My Latest Award! Thank you, Iowa!
I was obviously thrilled when I learned that I had won the 2023 Carter G. Woodson Book Award for Days of Infamy: How a Century of Bigotry Led to Japanese American Internment. The book, meant for high school students, details the shameful treatment of Chinese and Japanese Americans that led to the imprisonment of more than 100,000 totally innocent Japanese Americans during World War II.
I never expected the book to receive a second honor. But it has.
Using a recently enacted “parents’ rights” law, proudly signed by Governor Kim Reynolds, Days of Infamy has now been banned in school libraries in some parts of Iowa. Gratified though I was to be sufficiently irritating to reactionary school board members to receive such an accolade—other books among the five hundred that have so far been proscribed are Animal Farm, An American Tragedy, Brave New World, The Giver, I Know Why the Caged Bird Sings, Invisible Man, and, curiously, Forrest Gump—I was also a bit puzzled. The law, SF 496, passed with only Republican votes, had been aimed not at political or legal history, as my book was, but rather at sex and gender.
SF 496 required school districts to remove from the shelves any book with “descriptions or visual depictions of a sex act,” although what constituted a sex act remained vague. There was an exception for science or health class material, but only if specifically approved, a bar one suspects is high. The Bible was exempted altogether. The law also forbade “any program, curriculum, test, survey, questionnaire, promotion or instruction” that mentioned sexual identity or gender orientation through grade six.
As Governor Reynolds succinctly observed while denying SF 496 was a book ban, “We got porn out of the classroom and the libraries.”
There were complaints from some school administrators that the law was vague and may cast a wider net than was intended, but it remained difficult for me to understand how a narrative that examined a series of laws and Supreme Court cases, without a single reference to anything even vaguely sexual, could have fit under the SF 496’s umbrella.
To find out, I decided to call the high school in one of the school districts that had banned Days of Infamy. It was deep in rural Iowa, and so I prepared myself for a chilly reception. A woman answered the telephone, quite friendly, and I asked for the school library. She said she didn’t think anyone was there but I could leave a message.
I said I would but then I introduced myself, told her why I was calling, and mentioned the book. I anticipated a change in tone, and I got one. But not what I was expecting.
She snorted.
When I asked what was funny, she replied, “I think the whole thing is a bunch of crap.”
She gave me the direct number of the school library, where another woman picked up. She said she was uncertain about Days of Infamy because she was on the public library side. It seems the public library and the school library share the same space and, until the law was passed, both were open to anyone to wander freely. Since then, however, the school district was forced to build a partition dividing the two collections and students were not permitted to enter the building at all until it was completed.
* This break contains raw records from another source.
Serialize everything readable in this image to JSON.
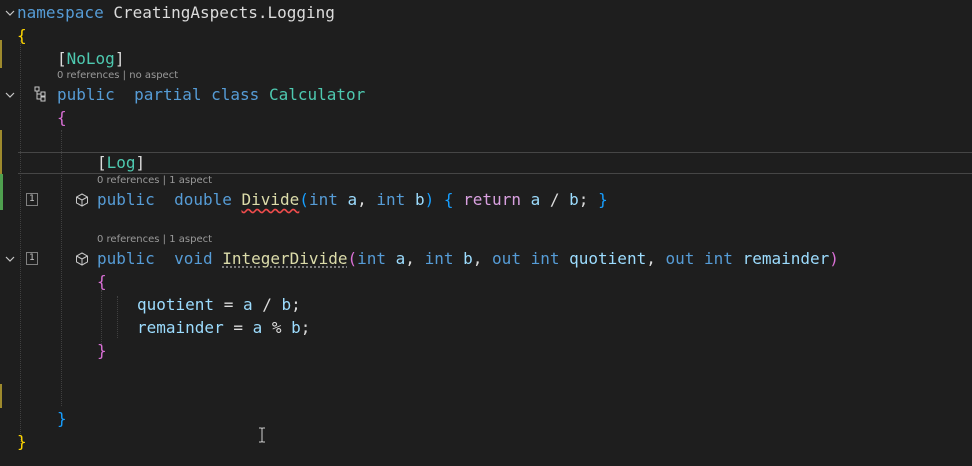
{
  "code": {
    "namespace_kw": "namespace",
    "namespace_name": "CreatingAspects.Logging",
    "open_brace_1": "{",
    "nolog_attr_open": "[",
    "nolog_attr_name": "NoLog",
    "nolog_attr_close": "]",
    "class_lens": "0 references | no aspect",
    "class_public": "public",
    "class_partial": "partial",
    "class_kw": "class",
    "class_name": "Calculator",
    "open_brace_2": "{",
    "log_attr_open": "[",
    "log_attr_name": "Log",
    "log_attr_close": "]",
    "divide_lens": "0 references | 1 aspect",
    "divide_public": "public",
    "divide_double": "double",
    "divide_name": "Divide",
    "divide_lparen": "(",
    "divide_int1": "int",
    "divide_a": "a",
    "divide_comma": ",",
    "divide_int2": "int",
    "divide_b": "b",
    "divide_rparen": ")",
    "divide_lbrace": "{",
    "divide_return": "return",
    "divide_expr_a": "a",
    "divide_slash": " / ",
    "divide_expr_b": "b",
    "divide_semi": ";",
    "divide_rbrace": "}",
    "intdiv_lens": "0 references | 1 aspect",
    "intdiv_public": "public",
    "intdiv_void": "void",
    "intdiv_name": "IntegerDivide",
    "intdiv_lparen": "(",
    "intdiv_int1": "int",
    "intdiv_a": "a",
    "intdiv_comma1": ",",
    "intdiv_int2": "int",
    "intdiv_b": "b",
    "intdiv_comma2": ",",
    "intdiv_out1": "out",
    "intdiv_int3": "int",
    "intdiv_quotient": "quotient",
    "intdiv_comma3": ",",
    "intdiv_out2": "out",
    "intdiv_int4": "int",
    "intdiv_remainder": "remainder",
    "intdiv_rparen": ")",
    "body_lbrace": "{",
    "stmt1_var": "quotient",
    "stmt1_op": " = ",
    "stmt1_a": "a",
    "stmt1_slash": " / ",
    "stmt1_b": "b",
    "stmt1_semi": ";",
    "stmt2_var": "remainder",
    "stmt2_op": " = ",
    "stmt2_a": "a",
    "stmt2_mod": " % ",
    "stmt2_b": "b",
    "stmt2_semi": ";",
    "body_rbrace": "}",
    "close_brace_2": "}",
    "close_brace_1": "}"
  },
  "margin": {
    "badge_divide": "1",
    "badge_intdiv": "1"
  },
  "icons": {
    "fold": "chevron-down-icon",
    "class_structure": "class-structure-icon",
    "aspect": "aspect-cube-icon",
    "cursor": "text-cursor-icon"
  },
  "colors": {
    "background": "#1e1e1e",
    "keyword": "#569cd6",
    "type": "#4ec9b0",
    "function": "#dcdcaa",
    "parameter": "#9cdcfe",
    "control": "#d8a0df",
    "bracket_gold": "#ffd700",
    "bracket_orchid": "#da70d6",
    "bracket_blue": "#179fff",
    "change_yellow": "#9e8a2d",
    "change_green": "#4fa04f",
    "error_squiggle": "#f14c4c"
  }
}
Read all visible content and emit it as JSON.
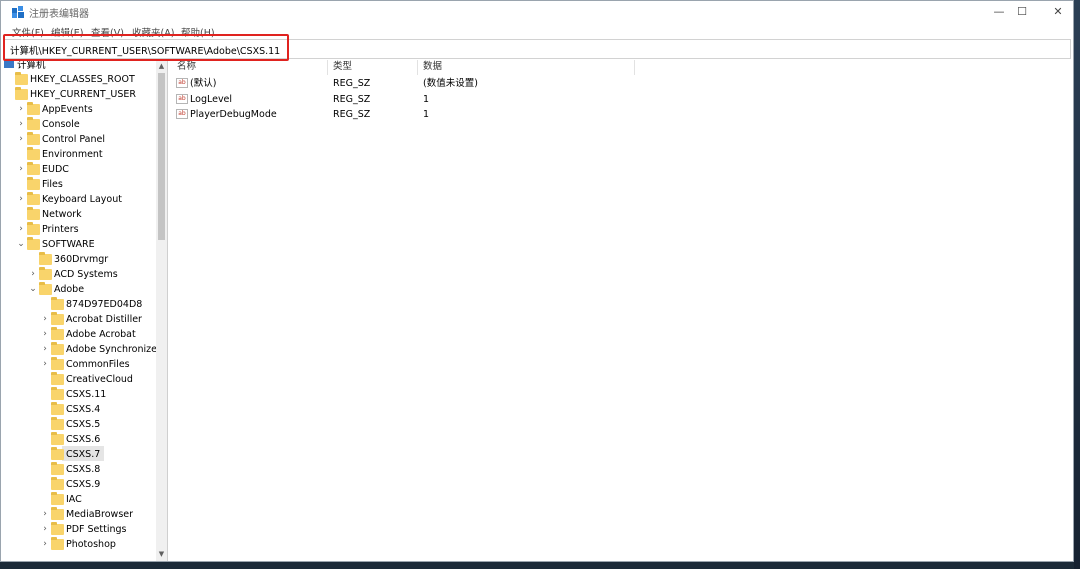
{
  "window": {
    "title": "注册表编辑器"
  },
  "controls": {
    "minimize": "—",
    "maximize": "☐",
    "close": "✕"
  },
  "menu": [
    "文件(F)",
    "编辑(E)",
    "查看(V)",
    "收藏夹(A)",
    "帮助(H)"
  ],
  "address": "计算机\\HKEY_CURRENT_USER\\SOFTWARE\\Adobe\\CSXS.11",
  "tree": {
    "root": "计算机",
    "items": [
      {
        "label": "HKEY_CLASSES_ROOT",
        "level": 0,
        "expander": ""
      },
      {
        "label": "HKEY_CURRENT_USER",
        "level": 0,
        "expander": ""
      },
      {
        "label": "AppEvents",
        "level": 1,
        "expander": ">"
      },
      {
        "label": "Console",
        "level": 1,
        "expander": ">"
      },
      {
        "label": "Control Panel",
        "level": 1,
        "expander": ">"
      },
      {
        "label": "Environment",
        "level": 1,
        "expander": ""
      },
      {
        "label": "EUDC",
        "level": 1,
        "expander": ">"
      },
      {
        "label": "Files",
        "level": 1,
        "expander": ""
      },
      {
        "label": "Keyboard Layout",
        "level": 1,
        "expander": ">"
      },
      {
        "label": "Network",
        "level": 1,
        "expander": ""
      },
      {
        "label": "Printers",
        "level": 1,
        "expander": ">"
      },
      {
        "label": "SOFTWARE",
        "level": 1,
        "expander": "v"
      },
      {
        "label": "360Drvmgr",
        "level": 2,
        "expander": ""
      },
      {
        "label": "ACD Systems",
        "level": 2,
        "expander": ">"
      },
      {
        "label": "Adobe",
        "level": 2,
        "expander": "v"
      },
      {
        "label": "874D97ED04D8",
        "level": 3,
        "expander": ""
      },
      {
        "label": "Acrobat Distiller",
        "level": 3,
        "expander": ">"
      },
      {
        "label": "Adobe Acrobat",
        "level": 3,
        "expander": ">"
      },
      {
        "label": "Adobe Synchronizer",
        "level": 3,
        "expander": ">"
      },
      {
        "label": "CommonFiles",
        "level": 3,
        "expander": ">"
      },
      {
        "label": "CreativeCloud",
        "level": 3,
        "expander": ""
      },
      {
        "label": "CSXS.11",
        "level": 3,
        "expander": "",
        "selected": true
      },
      {
        "label": "CSXS.4",
        "level": 3,
        "expander": ""
      },
      {
        "label": "CSXS.5",
        "level": 3,
        "expander": ""
      },
      {
        "label": "CSXS.6",
        "level": 3,
        "expander": ""
      },
      {
        "label": "CSXS.7",
        "level": 3,
        "expander": ""
      },
      {
        "label": "CSXS.8",
        "level": 3,
        "expander": ""
      },
      {
        "label": "CSXS.9",
        "level": 3,
        "expander": ""
      },
      {
        "label": "IAC",
        "level": 3,
        "expander": ""
      },
      {
        "label": "MediaBrowser",
        "level": 3,
        "expander": ">"
      },
      {
        "label": "PDF Settings",
        "level": 3,
        "expander": ">"
      },
      {
        "label": "Photoshop",
        "level": 3,
        "expander": ">"
      }
    ]
  },
  "list": {
    "headers": [
      "名称",
      "类型",
      "数据"
    ],
    "rows": [
      {
        "name": "(默认)",
        "type": "REG_SZ",
        "data": "(数值未设置)"
      },
      {
        "name": "LogLevel",
        "type": "REG_SZ",
        "data": "1"
      },
      {
        "name": "PlayerDebugMode",
        "type": "REG_SZ",
        "data": "1"
      }
    ],
    "icon_text": "ab"
  },
  "colors": {
    "highlight": "#e0231f",
    "folder": "#f9d46b",
    "selected": "#e5e5e5"
  }
}
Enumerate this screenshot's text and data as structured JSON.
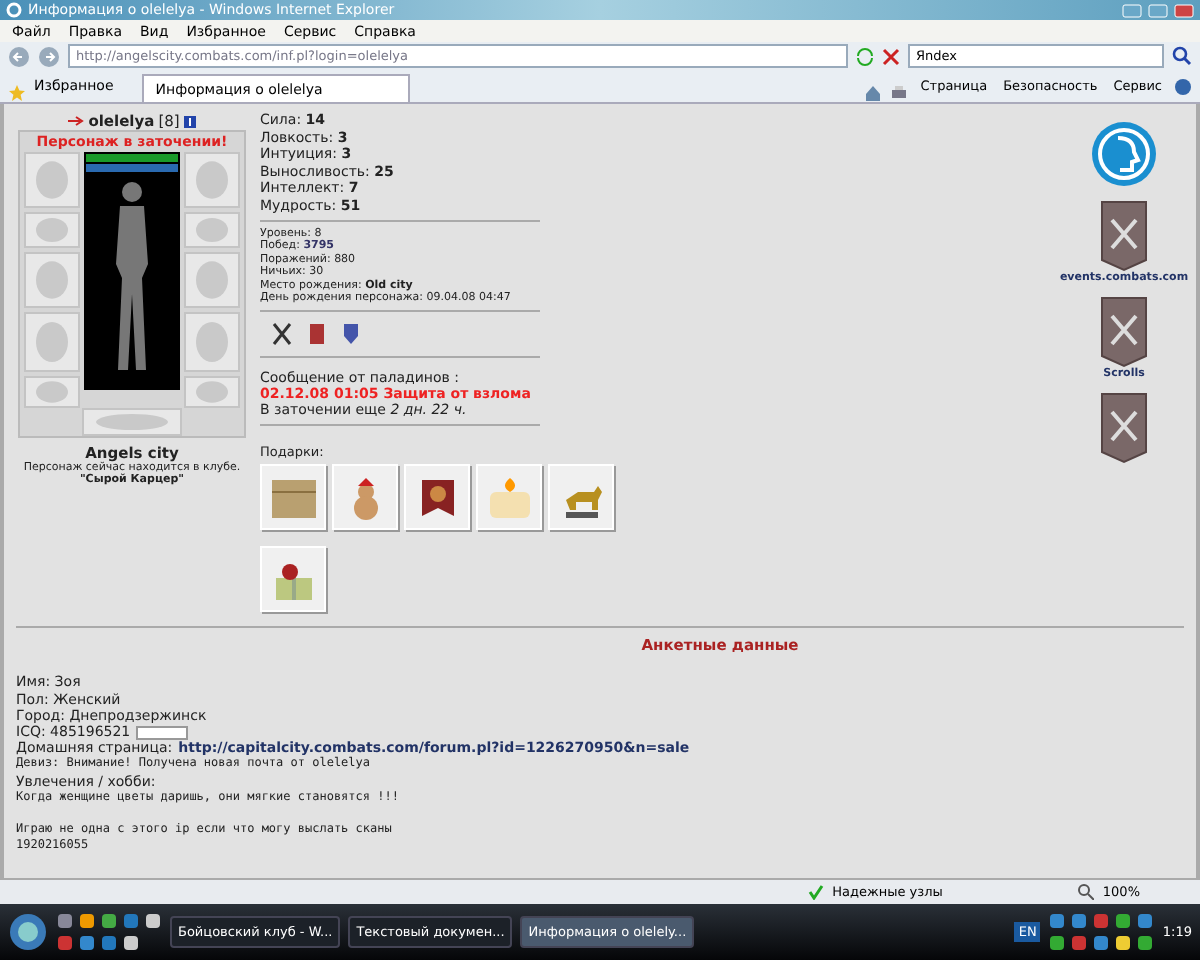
{
  "window": {
    "title": "Информация о olelelya - Windows Internet Explorer"
  },
  "menu": [
    "Файл",
    "Правка",
    "Вид",
    "Избранное",
    "Сервис",
    "Справка"
  ],
  "address": {
    "url": "http://angelscity.combats.com/inf.pl?login=olelelya",
    "search": "Яndex"
  },
  "favorites": "Избранное",
  "tabs": [
    {
      "label": "Информация о olelelya",
      "selected": true
    }
  ],
  "commands": [
    "Страница",
    "Безопасность",
    "Сервис"
  ],
  "character": {
    "name": "olelelya",
    "level": "[8]",
    "status": "Персонаж в заточении!",
    "hp": {
      "level": 1
    },
    "mana": {
      "level": 1
    },
    "city": "Angels city",
    "location": "Персонаж сейчас находится в клубе.",
    "room": "\"Сырой Карцер\""
  },
  "stats": [
    {
      "label": "Сила:",
      "value": "14"
    },
    {
      "label": "Ловкость:",
      "value": "3"
    },
    {
      "label": "Интуиция:",
      "value": "3"
    },
    {
      "label": "Выносливость:",
      "value": "25"
    },
    {
      "label": "Интеллект:",
      "value": "7"
    },
    {
      "label": "Мудрость:",
      "value": "51"
    }
  ],
  "info": [
    {
      "label": "Уровень:",
      "value": "8",
      "kind": "plain"
    },
    {
      "label": "Побед:",
      "value": "3795",
      "kind": "link"
    },
    {
      "label": "Поражений:",
      "value": "880",
      "kind": "plain"
    },
    {
      "label": "Ничьих:",
      "value": "30",
      "kind": "plain"
    },
    {
      "label": "Место рождения:",
      "value": "Old city",
      "kind": "bold"
    },
    {
      "label": "День рождения персонажа:",
      "value": "09.04.08 04:47",
      "kind": "plain"
    }
  ],
  "message": {
    "heading": "Сообщение от паладинов :",
    "text": "02.12.08 01:05 Защита от взлома",
    "remaining": "В заточении еще *2 дн. 22 ч.*"
  },
  "gifts_label": "Подарки:",
  "side_links": [
    "events.combats.com",
    "Scrolls"
  ],
  "profile": {
    "heading": "Анкетные данные",
    "lines": [
      {
        "kind": "plain",
        "text": "Имя: Зоя"
      },
      {
        "kind": "plain",
        "text": "Пол: Женский"
      },
      {
        "kind": "plain",
        "text": "Город: Днепродзержинск"
      },
      {
        "kind": "field",
        "text": "ICQ: 485196521"
      },
      {
        "kind": "link",
        "text": "Домашняя страница:",
        "link": "http://capitalcity.combats.com/forum.pl?id=1226270950&n=sale"
      },
      {
        "kind": "mono",
        "text": "Девиз: Внимание! Получена новая почта от olelelya"
      },
      {
        "kind": "plain",
        "text": "Увлечения / хобби:"
      },
      {
        "kind": "mono",
        "text": "Когда женщине цветы даришь, они мягкие становятся !!!"
      },
      {
        "kind": "gap"
      },
      {
        "kind": "mono",
        "text": "Играю не одна с этого ip если что могу выслать сканы"
      },
      {
        "kind": "mono",
        "text": "1920216055"
      }
    ]
  },
  "status_bar": {
    "zone": "Надежные узлы",
    "zoom": "100%"
  },
  "taskbar": {
    "items": [
      {
        "label": "Бойцовский клуб - W...",
        "selected": false
      },
      {
        "label": "Текстовый докумен...",
        "selected": false
      },
      {
        "label": "Информация о olelely...",
        "selected": true
      }
    ],
    "language": "EN",
    "time": "1:19"
  }
}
Now they are not allowed on the public library side during school hours.
When I commented that it must have been inconvenient, this woman also had some unflattering things to say about both the law and Governor Reynolds. “If parents don’t want their children to read certain books, don’t check them out,” she added, a note of anger creeping into her voice. “But there’s always one who will sue the school.”
Finally, she sighed. “But we can’t do anything about it now. It’s the law.”
I said there was an election in 2024, and the woman said, “Oh yes!” although Reynolds’ term runs through 2026.
I needed to call back a third time to speak to a school librarian. This woman was also uncertain about Days of Infamy, but she did say that, because of the law, the entire Young Adult section had been removed from the library and placed in a classroom at the high school. I did not inquire as to whether the room was kept locked.
This third woman was also no fan of the law and agreed that it was more of a political stunt than a genuine attempt to protect children from the likes of Toni Morrison, Maya Angelou, George Orwell…and me.
Although this is an inane example, the trend to replace education with indoctrination has been gathering substantial momentum in recent years and has become an incendiary political issue on both ends of the political spectrum. In addition to gender issues, the history of the United States, my field, has become the chief battleground, with demands from each side to teach middle and high school students about the development of the nation to comport with their own political ideology.
While a discussion of how the actual history of the nation should be taught demands more space than I have here, another casualty in this ideological trench war is critical thought, the teaching of which is one of middle and high school’s most important responsibilities.
There are three aspects to effective critical thinking: properly setting the assumptive boundaries within which examination of an issue will take place; evaluating the possibilities inside those boundaries; and choosing one based on reason and the weight of evidence.
The largest pitfall is when assumptive boundaries are not set sufficiently wide as to take in possibilities that later become reality, as Israel has sadly learned from its disastrous threat assessment of Hamas. It is the job of educators to teach children how to expand those boundaries, as most try to do, not narrow them as Kim Reynolds and her ilk are aiming to achieve with SF 496.
What they do not seem to grasp is that attempts to hide the truth, no matter how cynical, do not make it go away.